Latvala will start Sunday’s leg trailing Neuville by 16.1 seconds

By Franck Drui

11 June 2016 - 20:19
After SS15: Neuville casts Latvala (...)

Thierry Neuville distanced Jari-Matti Latvala with a powerful Saturday afternoon charge to carry a healthy lead into tomorrow’s final leg of Rally Italia Sardegna.

Latvala reduced Neuville’s Friday night lead to less than three seconds this morning as handling issues hindered the Hyundai i20 driver. But the Belgian [above] won two of this afternoon’s three speed tests to rebuild his lead and end 16.1sec clear.

High temperatures, rocky gravel roads and heavy rain presented a tough challenge in a day which contained more than half the event’s distance and Neuville was up to it.

“The car was amazing to drive in slippery conditions,” he said. “We’ve had another good day and it was a pleasure to fight Jari-Matti. Tomorrow will be tough but we’ll prepare properly and continue fighting.”

An overnight gearbox change left Latvala more confident with his Volkswagen Polo R’s handling. After eating into Neuville’s lead he looked certain to move ahead but applauded his rival’s drive through the final marathon 44.26km Monte Lerno test.

“I can’t do better than that. I did a really good run and if Thierry is faster then respect to him. I was a bit too careful earlier this afternoon, but sometimes you have to play safe,” said Latvala.

Championship leader Sébastien Ogier was 58.9sec adrift of Latvala in third. As road opener he endured the worst of the conditions, cleaning the dry gravel off the surface to leave better grip for those behind.

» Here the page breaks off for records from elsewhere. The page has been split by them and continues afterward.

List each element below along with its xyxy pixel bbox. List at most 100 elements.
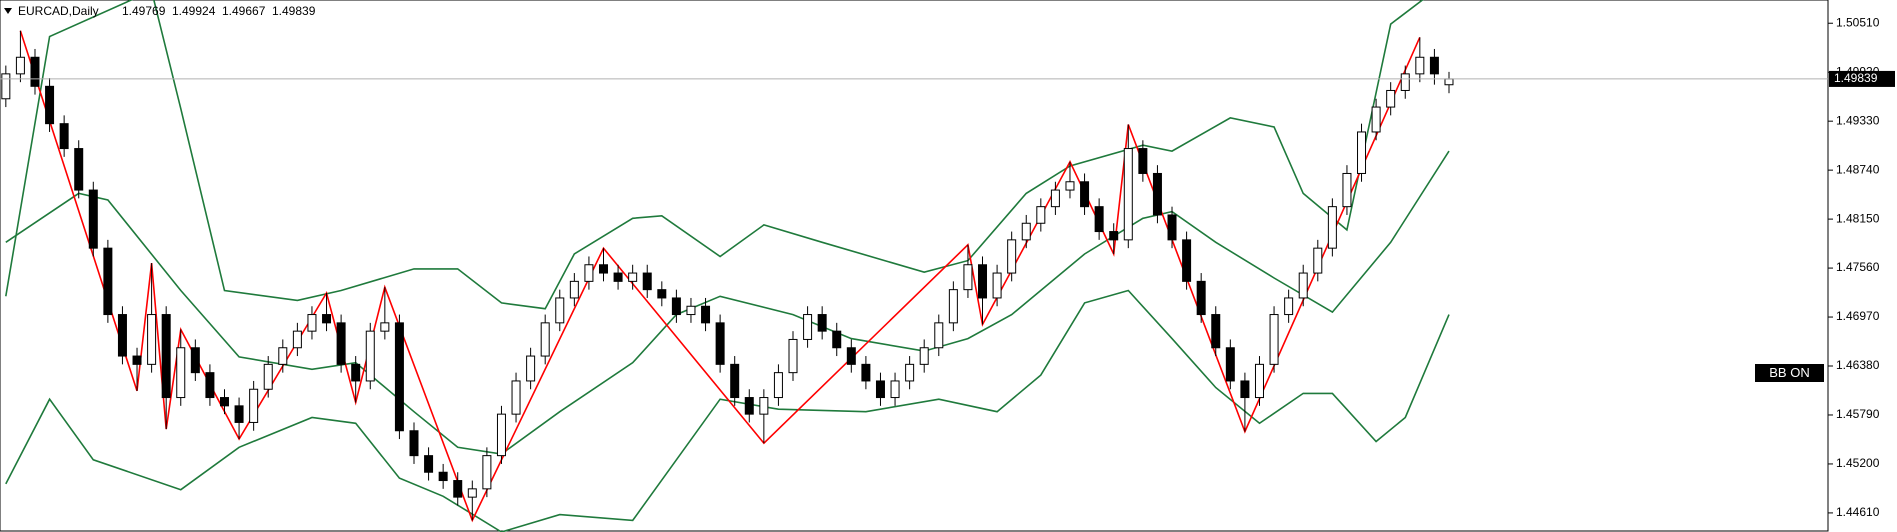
candle-body (1254, 363, 1264, 399)
badge-text: BB ON (1769, 365, 1809, 380)
candle-body (1036, 206, 1046, 224)
candle-body (599, 264, 609, 274)
zigzag-line (19, 30, 1421, 523)
candle-body (861, 363, 871, 382)
candle-body (424, 455, 434, 473)
candle-body (88, 189, 98, 249)
candle-body (803, 314, 813, 340)
candle-body (1182, 239, 1192, 282)
candle-body (1123, 148, 1133, 241)
candle-body (30, 56, 40, 87)
candle-body (584, 264, 594, 282)
candle-body (1196, 280, 1206, 316)
candle-body (1415, 56, 1425, 75)
candle-body (613, 272, 623, 282)
candle-body (978, 264, 988, 299)
candle-body (1152, 172, 1162, 216)
candle-body (1342, 172, 1352, 208)
candle-body (744, 397, 754, 415)
y-tick-label: 1.45200 (1836, 456, 1880, 470)
candle-body (1225, 347, 1235, 382)
candle-body (715, 322, 725, 365)
candle-body (219, 397, 229, 407)
candle-body (511, 380, 521, 415)
candle-body (701, 305, 711, 324)
candle-body (132, 355, 142, 365)
candle-body (773, 372, 783, 399)
candle-body (759, 397, 769, 415)
candle-body (788, 338, 798, 374)
candle-body (948, 289, 958, 324)
candle-body (322, 314, 332, 324)
candle-body (394, 322, 404, 432)
candle-body (875, 380, 885, 399)
candle-body (526, 355, 536, 382)
candle-body (1298, 272, 1308, 299)
candle-body (103, 247, 113, 316)
band-line (5, 150, 1450, 455)
candle-body (1357, 131, 1367, 174)
header-close: 1.49839 (272, 4, 316, 18)
y-tick-label: 1.49330 (1836, 113, 1880, 127)
candle-body (336, 322, 346, 365)
candle-body (1167, 214, 1177, 241)
candle-body (1327, 206, 1337, 249)
y-tick-label: 1.48740 (1836, 162, 1880, 176)
candle-body (1444, 78, 1454, 86)
candle-body (263, 363, 273, 390)
candle-body (351, 363, 361, 382)
candle-body (1094, 206, 1104, 233)
y-tick-label: 1.44610 (1836, 505, 1880, 519)
last-price-box (1829, 70, 1895, 87)
candle-body (540, 322, 550, 357)
candle-body (569, 280, 579, 299)
candle-body (1371, 106, 1381, 133)
badge-box (1755, 364, 1824, 382)
candle-body (1284, 297, 1294, 316)
candle-body (890, 380, 900, 399)
candle-body (365, 330, 375, 382)
candle-body (730, 363, 740, 399)
candle-body (409, 430, 419, 457)
header-low: 1.49667 (222, 4, 266, 18)
candle-body (190, 347, 200, 374)
candle-body (249, 388, 259, 423)
candle-body (919, 347, 929, 365)
candle-body (642, 272, 652, 291)
candle-body (1050, 189, 1060, 208)
y-tick-label: 1.46380 (1836, 358, 1880, 372)
candle-body (1386, 89, 1396, 108)
candle-body (686, 305, 696, 316)
candle-body (963, 264, 973, 291)
candle-body (1400, 73, 1410, 91)
menu-triangle[interactable] (4, 8, 12, 14)
candle-body (992, 272, 1002, 299)
candle-body (307, 314, 317, 332)
candle-body (482, 455, 492, 490)
candle-body (176, 347, 186, 399)
candle-body (496, 413, 506, 457)
candle-body (278, 347, 288, 365)
candle-body (1007, 239, 1017, 274)
candle-body (1021, 222, 1031, 241)
candle-body (467, 488, 477, 498)
y-tick-label: 1.47560 (1836, 260, 1880, 274)
candle-body (15, 56, 25, 75)
candle-body (1109, 231, 1119, 241)
candle-body (438, 471, 448, 482)
candle-body (671, 297, 681, 316)
candle-body (205, 372, 215, 399)
y-tick-label: 1.45790 (1836, 407, 1880, 421)
plot-frame (0, 0, 1829, 532)
candle-body (846, 347, 856, 365)
plot-area (0, 0, 1828, 532)
candle-body (292, 330, 302, 349)
band-line (5, 0, 1424, 310)
candle-body (1065, 181, 1075, 191)
candle-body (1313, 247, 1323, 274)
candle-body (905, 363, 915, 382)
candle-body (1138, 148, 1148, 174)
candle-body (1080, 181, 1090, 208)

Less than four seconds covered Ogier, Mads Østberg and Andreas Mikkelsen after the morning as the Norwegian duo closed on the struggling Frenchman. However, both Scandinavians retired in the afternoon to leave Ogier over a minute clear of Dani Sordo.

Mikkelsen was first to go, exiting fifth with a broken track control arm on his Polo R after hitting a rock. Then Østberg parked his Ford Fiesta RS near the finish of the final stage after clipping a rock and breaking the front right suspension.

Sordo survived a sticking throttle to head Ott Tänak by 2min 31.4sec. The Estonian had tyre problems in the high temperatures but showed his pace by winning the day’s second test.

Henning Solberg completed the top six ahead of Eric Camilli, who produced the best gravel performance of his career with top three times in all three morning tests. The rest of the leaderboard was unconfirmed pending clarification of times on a disrupted Monte Lerno stage (SS12).

Haydon Paddon did not restart after yesterday’s crash while Hyundai team-mate Kevin Abbring celebrated the first stage win of his career before a double puncture and gearbox problems slowed him.